To James Madison from Hans Rudolph Saabye, 15 August 1801 (Abstract)
§ From Hans Rudolph Saabye
15 August 1801, Copenhagen. Encloses list of American ships that passed the Sound between January and June. American trade to Copenhagen has been important and has found better market than anywhere else in northern Europe owing to lack of imports since British seizure of Danish West Indies. Encloses prices current. Danish government sent foreign minister Count von Bernstorff to Great Britain to negotiate differences, but when news of the Anglo-Russian convention arrived he left for home. Denmark has rejected the convention but will eventually have to accede, as it cannot sustain its principles without support.1 Encloses register of the ship Franklin, which was sold.
RC (DNA: RG 59, CD, Copenhagen, vol. 1). 3 pp.; docketed by Wagner as received 9 Dec. Enclosures not found.

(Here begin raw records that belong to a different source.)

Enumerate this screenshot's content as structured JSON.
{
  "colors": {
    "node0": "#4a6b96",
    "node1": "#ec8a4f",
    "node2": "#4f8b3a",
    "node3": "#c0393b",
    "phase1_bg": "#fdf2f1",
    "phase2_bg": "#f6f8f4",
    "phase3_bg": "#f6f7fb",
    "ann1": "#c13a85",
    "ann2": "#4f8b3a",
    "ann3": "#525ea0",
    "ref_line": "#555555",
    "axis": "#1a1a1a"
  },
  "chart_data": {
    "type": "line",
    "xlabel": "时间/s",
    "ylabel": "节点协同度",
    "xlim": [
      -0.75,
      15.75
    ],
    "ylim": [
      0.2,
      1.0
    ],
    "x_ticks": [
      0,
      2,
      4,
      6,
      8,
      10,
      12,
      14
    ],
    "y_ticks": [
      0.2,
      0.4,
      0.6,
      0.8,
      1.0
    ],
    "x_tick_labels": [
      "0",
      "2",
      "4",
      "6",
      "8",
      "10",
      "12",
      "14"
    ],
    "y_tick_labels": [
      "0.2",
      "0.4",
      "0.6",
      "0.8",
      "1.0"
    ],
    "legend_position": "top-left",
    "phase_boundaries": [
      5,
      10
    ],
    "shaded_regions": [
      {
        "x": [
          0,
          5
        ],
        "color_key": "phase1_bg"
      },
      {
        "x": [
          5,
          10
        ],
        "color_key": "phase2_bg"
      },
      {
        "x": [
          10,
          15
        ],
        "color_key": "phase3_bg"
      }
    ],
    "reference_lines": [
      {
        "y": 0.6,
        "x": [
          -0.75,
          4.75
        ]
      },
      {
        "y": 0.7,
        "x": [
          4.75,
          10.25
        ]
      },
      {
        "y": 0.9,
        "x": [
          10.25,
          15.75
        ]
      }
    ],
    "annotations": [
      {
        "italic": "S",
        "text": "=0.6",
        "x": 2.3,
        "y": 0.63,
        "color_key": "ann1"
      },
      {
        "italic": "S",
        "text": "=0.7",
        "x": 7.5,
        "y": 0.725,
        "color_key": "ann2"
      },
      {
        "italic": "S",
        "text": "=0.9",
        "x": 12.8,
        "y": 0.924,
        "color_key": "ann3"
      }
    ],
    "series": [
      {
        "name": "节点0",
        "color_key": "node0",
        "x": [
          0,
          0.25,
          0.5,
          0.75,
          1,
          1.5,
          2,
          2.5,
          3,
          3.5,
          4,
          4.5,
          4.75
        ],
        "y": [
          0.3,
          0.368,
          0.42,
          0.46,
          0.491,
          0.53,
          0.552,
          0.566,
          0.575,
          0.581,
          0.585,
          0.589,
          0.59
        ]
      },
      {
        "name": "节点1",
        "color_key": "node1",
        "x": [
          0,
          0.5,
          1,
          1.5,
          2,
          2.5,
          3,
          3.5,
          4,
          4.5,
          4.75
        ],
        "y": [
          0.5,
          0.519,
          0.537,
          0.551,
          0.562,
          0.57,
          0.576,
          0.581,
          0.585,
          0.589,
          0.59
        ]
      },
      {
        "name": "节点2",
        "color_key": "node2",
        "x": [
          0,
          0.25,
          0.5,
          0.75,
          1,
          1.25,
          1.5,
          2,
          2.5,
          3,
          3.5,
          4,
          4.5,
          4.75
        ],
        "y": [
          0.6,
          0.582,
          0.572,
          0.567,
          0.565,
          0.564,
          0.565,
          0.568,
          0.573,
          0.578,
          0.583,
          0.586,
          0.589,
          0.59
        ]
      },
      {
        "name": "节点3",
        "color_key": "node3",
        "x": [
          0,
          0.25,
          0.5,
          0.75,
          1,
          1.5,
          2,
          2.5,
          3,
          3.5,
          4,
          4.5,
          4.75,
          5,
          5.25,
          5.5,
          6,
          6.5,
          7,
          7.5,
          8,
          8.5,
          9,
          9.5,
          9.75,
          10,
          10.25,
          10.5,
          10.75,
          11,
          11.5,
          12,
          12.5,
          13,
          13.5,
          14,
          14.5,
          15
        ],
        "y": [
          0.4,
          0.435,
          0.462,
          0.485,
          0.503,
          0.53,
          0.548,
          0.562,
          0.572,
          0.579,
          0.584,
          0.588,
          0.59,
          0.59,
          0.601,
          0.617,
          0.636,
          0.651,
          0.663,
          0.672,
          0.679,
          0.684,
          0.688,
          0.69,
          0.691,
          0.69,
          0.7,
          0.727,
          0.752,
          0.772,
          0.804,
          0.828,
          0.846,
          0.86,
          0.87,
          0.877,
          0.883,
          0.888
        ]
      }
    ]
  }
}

1. The Anglo-Russian Convention of 1801 allowed that neutral ships made free goods, contraband and enemy property excepted. While adhering in the main to Great Britain’s insistence on the right to search all neutral ships, even those under convoy of ships of war, it strictly defined the circumstances and conditions under which such searches could take place, contained concessions prohibiting British privateers from searching convoys, and narrowed the definition of contraband. The convention also contained a clause requiring the czar to “invite” the kings of Sweden and Denmark to accede to the document and stating that upon their doing so, Great Britain would restore all prizes, territories, and countries it had taken from them. Although strongly opposed to the convention, the Danish king finally acceded in October. A secret article provided for the removal of the British fleet from the Baltic (Annual Register for 1801, pp. 212–20; Ole Feldbæk, Denmark and the Armed Neutrality, 1800–1801: Small Power Policy in a World War [Copenhagen, 1980], p. 186).